Döblin escreveu o romance entre 1928 e 1929, portanto não podia antecipar o futuro dos nazistas. Fassbinder não reproduz esse distanciamento, mostra o Nazismo do ponto de vista de quem sabe o que aconteceu depois de 1933 – quando os nazistas subiram ao poder. Portanto, o filme transforma as vagas premonições do livro em antecipações explícitas do Terceiro Reich (na parte 2 do filme). Como quando Franz tenta vender o jornal nazista. Um salsicheiro pergunta a ele se o jornal calunia os judeus. Franz responde que não tem nada contra os judeus, mas que é a favor da ordem. O salsicheiro lê algumas calunias e sai desejando boa sorte a Franz, que fica sem graça quando o homem diz que é judeu mas que não tem importância.

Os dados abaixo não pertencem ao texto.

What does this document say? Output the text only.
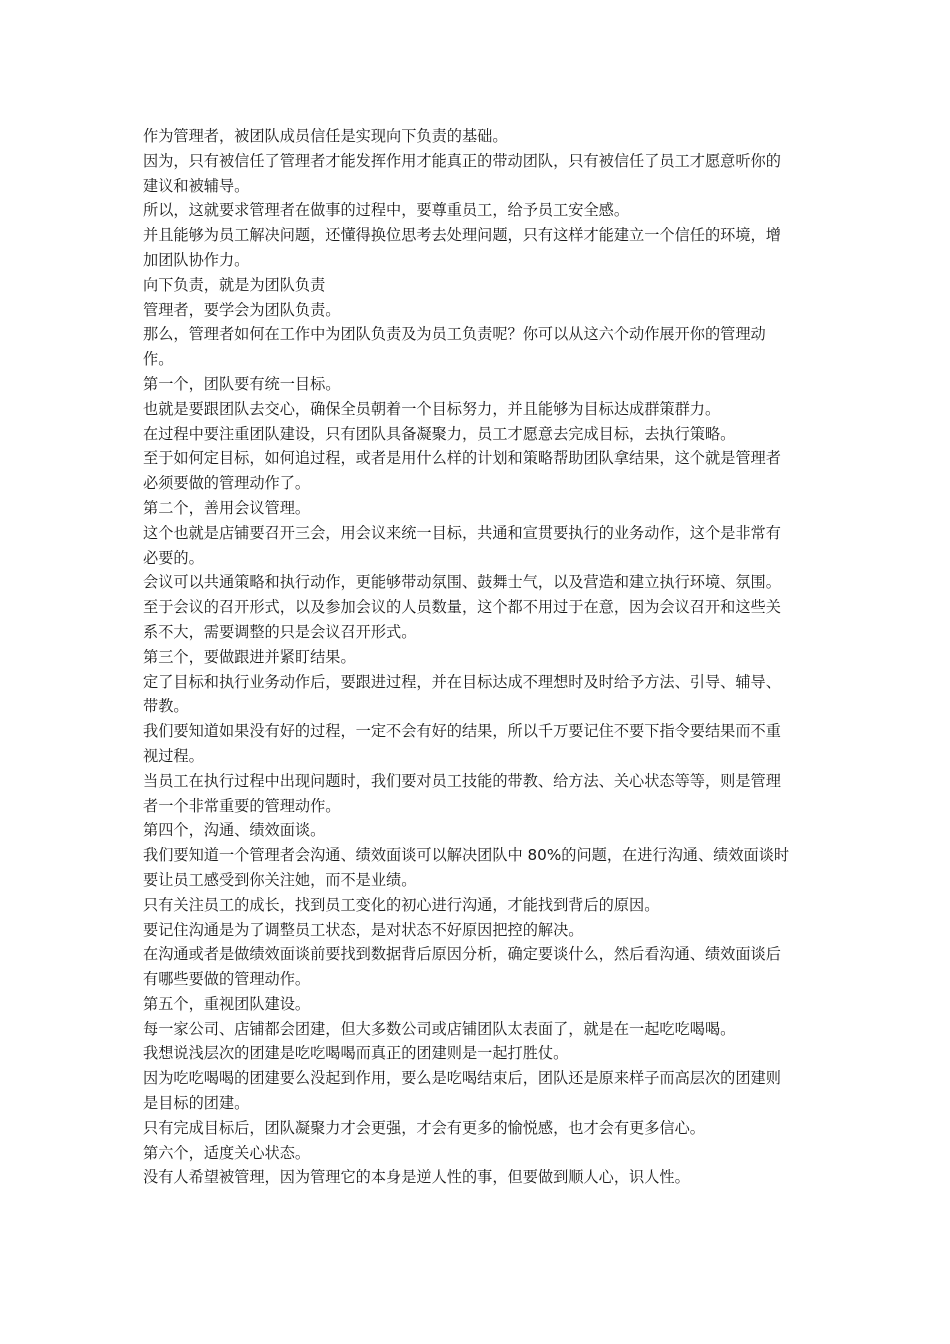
作为管理者，被团队成员信任是实现向下负责的基础。

因为，只有被信任了管理者才能发挥作用才能真正的带动团队，只有被信任了员工才愿意听你的建议和被辅导。

所以，这就要求管理者在做事的过程中，要尊重员工，给予员工安全感。

并且能够为员工解决问题，还懂得换位思考去处理问题，只有这样才能建立一个信任的环境，增加团队协作力。

向下负责，就是为团队负责

管理者，要学会为团队负责。

那么，管理者如何在工作中为团队负责及为员工负责呢？你可以从这六个动作展开你的管理动作。

第一个，团队要有统一目标。

也就是要跟团队去交心，确保全员朝着一个目标努力，并且能够为目标达成群策群力。

在过程中要注重团队建设，只有团队具备凝聚力，员工才愿意去完成目标，去执行策略。

至于如何定目标，如何追过程，或者是用什么样的计划和策略帮助团队拿结果，这个就是管理者必须要做的管理动作了。

第二个，善用会议管理。

这个也就是店铺要召开三会，用会议来统一目标，共通和宣贯要执行的业务动作，这个是非常有必要的。

会议可以共通策略和执行动作，更能够带动氛围、鼓舞士气，以及营造和建立执行环境、氛围。

至于会议的召开形式，以及参加会议的人员数量，这个都不用过于在意，因为会议召开和这些关系不大，需要调整的只是会议召开形式。

第三个，要做跟进并紧盯结果。

定了目标和执行业务动作后，要跟进过程，并在目标达成不理想时及时给予方法、引导、辅导、带教。

我们要知道如果没有好的过程，一定不会有好的结果，所以千万要记住不要下指令要结果而不重视过程。

当员工在执行过程中出现问题时，我们要对员工技能的带教、给方法、关心状态等等，则是管理者一个非常重要的管理动作。

第四个，沟通、绩效面谈。

我们要知道一个管理者会沟通、绩效面谈可以解决团队中 80%的问题，在进行沟通、绩效面谈时要让员工感受到你关注她，而不是业绩。

只有关注员工的成长，找到员工变化的初心进行沟通，才能找到背后的原因。

要记住沟通是为了调整员工状态，是对状态不好原因把控的解决。

在沟通或者是做绩效面谈前要找到数据背后原因分析，确定要谈什么，然后看沟通、绩效面谈后有哪些要做的管理动作。

第五个，重视团队建设。

每一家公司、店铺都会团建，但大多数公司或店铺团队太表面了，就是在一起吃吃喝喝。

我想说浅层次的团建是吃吃喝喝而真正的团建则是一起打胜仗。

因为吃吃喝喝的团建要么没起到作用，要么是吃喝结束后，团队还是原来样子而高层次的团建则是目标的团建。

只有完成目标后，团队凝聚力才会更强，才会有更多的愉悦感，也才会有更多信心。

第六个，适度关心状态。

没有人希望被管理，因为管理它的本身是逆人性的事，但要做到顺人心，识人性。
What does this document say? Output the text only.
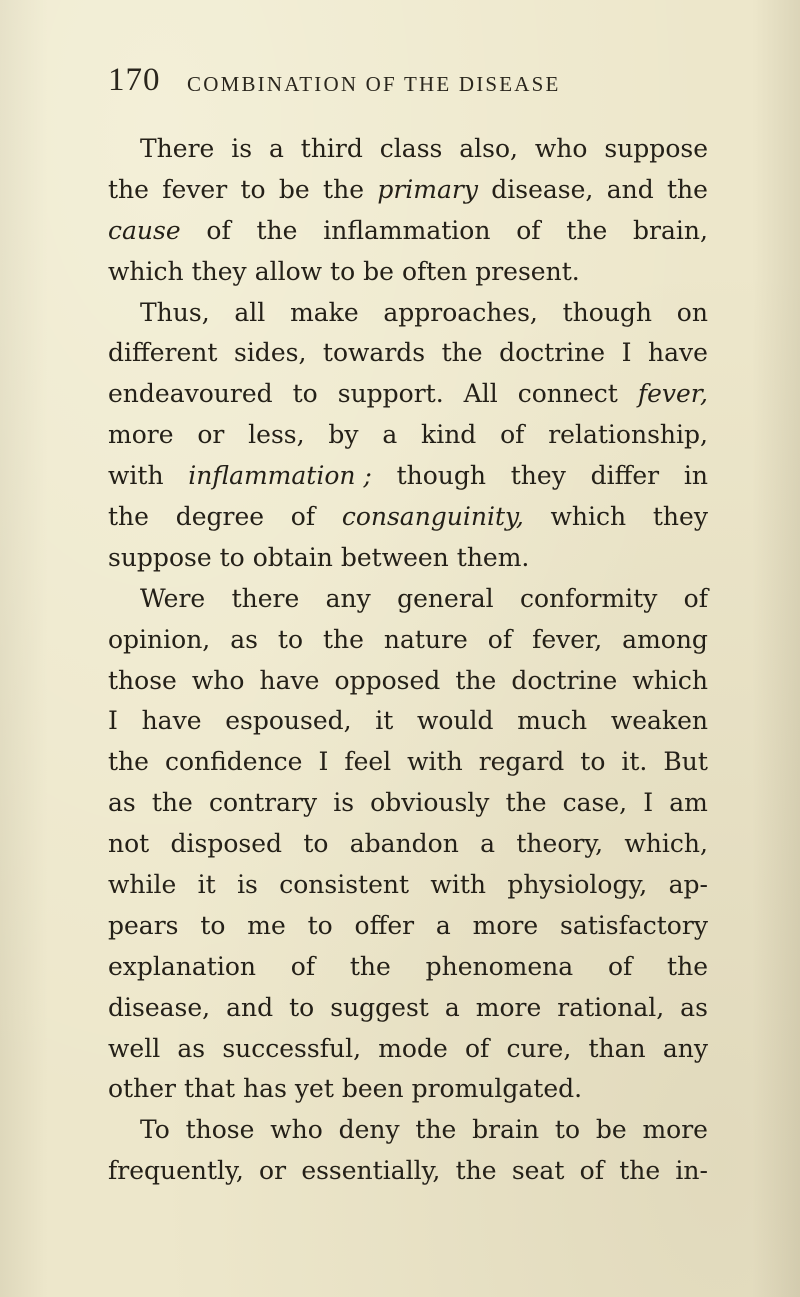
170 COMBINATION OF THE DISEASE
There is a third class also, who suppose
the fever to be the primary disease, and the
cause of the inflammation of the brain,
which they allow to be often present.
Thus, all make approaches, though on
different sides, towards the doctrine I have
endeavoured to support. All connect fever,
more or less, by a kind of relationship,
with inflammation ; though they differ in
the degree of consanguinity, which they
suppose to obtain between them.
Were there any general conformity of
opinion, as to the nature of fever, among
those who have opposed the doctrine which
I have espoused, it would much weaken
the confidence I feel with regard to it. But
as the contrary is obviously the case, I am
not disposed to abandon a theory, which,
while it is consistent with physiology, ap-
pears to me to offer a more satisfactory
explanation of the phenomena of the
disease, and to suggest a more rational, as
well as successful, mode of cure, than any
other that has yet been promulgated.
To those who deny the brain to be more
frequently, or essentially, the seat of the in-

Em seguida, no mesmo “buraco” do metrô, se dá o encontro de Franz com um antigo amigo das trincheiras da Primeira Guerra Mundial. Dreske é comunista e está com alguns amigos questionando o fato de Franz estar usando uma braçadeira com a suástica nazista. No livro, esse episódio não passa de algumas piadas sobre o fato. Mas no filme a cena se transforma num amargo confronto entre Franz e Dreske. Franz reencontra Dreske e os amigos no bar naquela noite. Cantam a Internacional, o hino comunista, convidando Franz para cantar também. Franz responde com um poema e uma música sobre camaradas mortos na guerra, então muda para uma sincera interpretação de “A Vigília no Reno”, uma favorita dos nazistas. Um dos amigos de Dreske vira a mesa de Franz, que reage violentamente e diz que eles são sangradores ingênuos que não compreendem o trabalho e a necessidade de ordem na sociedade. Então um relógio contra o qual ele bateu começa a tocar o hino alemão - Alemanha Acima de Tudo (Deutschland Über Alles). (imagem acima, Franz acha que Mieze o abandonou. Eva tenta fazê-lo entender que ela está morta)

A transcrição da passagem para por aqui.